Donald Trump’s civil fraud trial in New York has definitely gotten under his skin. Yet he was far calmer at his arraignment in June on 30-plus counts of unlawfully retaining classified documents. So, why is he stressing over his fraud prosecution?
Part of the reason is image. Trump’s self concept and public persona alike rest on his King of All Real Estate construct. Although New York Attorney General Letitia James has already exposed how much of it is a fiction, the trial will methodically unspool his legend over several weeks or months, witness by witness, email by email, spreadsheet by spreadsheet.
But it’s more than that. The remedies the AG is seeking — which the former president himself acknowledges constitutes a sort of “corporate death penalty” — are the only ones he can’t campaign away.
If restored to the presidency, he can pardon himself for his alleged federal crimes. He can also arguably force the Manhattan and Fulton County district attorneys, who might not be able to try their cases against him before the 2024 election, to stop on the ground that prosecuting a sitting president is constitutionally verboten.
But the only way out of James’ civil suit is through it (and then appeals).

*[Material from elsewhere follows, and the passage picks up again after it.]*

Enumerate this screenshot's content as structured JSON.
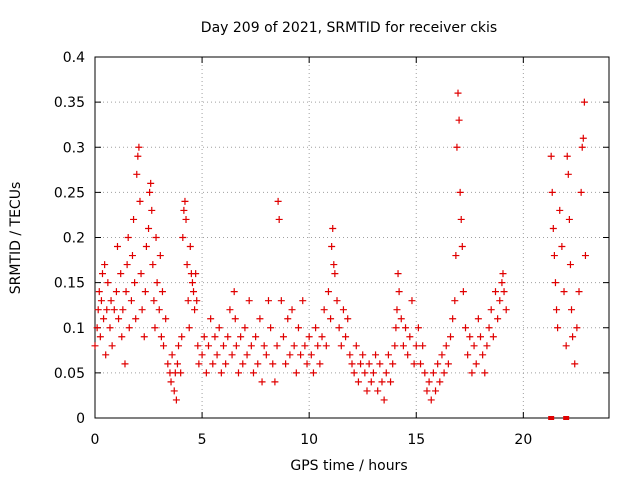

And before then, the court could impose serious penalties: temporary bars on acquiring New York real property and borrowing from any lender registered in the state; permanent bars on serving as an officer or director of any company in the state; an independent monitor to direct (and correct) all financial reporting and controls; even a potential receiver to oversee the unwinding of his metaphorical trophy case — and with that person’s prospective appointment, even the possible liquidation of his properties.
And that’s before we get to any disgorgement of the profits from his fraud, which the AG estimates at “at least $250 million.” Collectively, for Trump, that smorgasbord of potential remedies could be worse for him than any threat of prison.
The other potential explanation for Trump’s pique, however, is that Trump is actually on trial. James isn’t the first plaintiff to force Trump to trial. Author E. Jean Carroll, who won a jury trial against Trump on her sexual assault and defamation claims last May, bears that distinction — but James’ trial is the first he has attended. And with trial attendance comes its own psychic toll.
Trump may have believed that staring down, gesturing at, and otherwise attempting to demean and discredit James, and then his former accountant Donald Bender, in person, would be satisfying or perhaps politically advantageous. And the breathless media coverage of his body language, hallway press conferences, and even what he ate for lunch yesterday suggests he would have been right — at least in part.
Yet that discounts what it might feel like for Trump to see and hear the evidence. Watching prosecutor Kevin Wallace highlight Trump’s Sharpied signature on his statements of financial condition or hearing Bender clearly testify that at no time did Mazars undertake to verify the data provided by the Trump Organization or even assure its compliance with generally accepted accounting principles clearly ruffled Trump. And that this could be the next several weeks of his life might just be sinking in.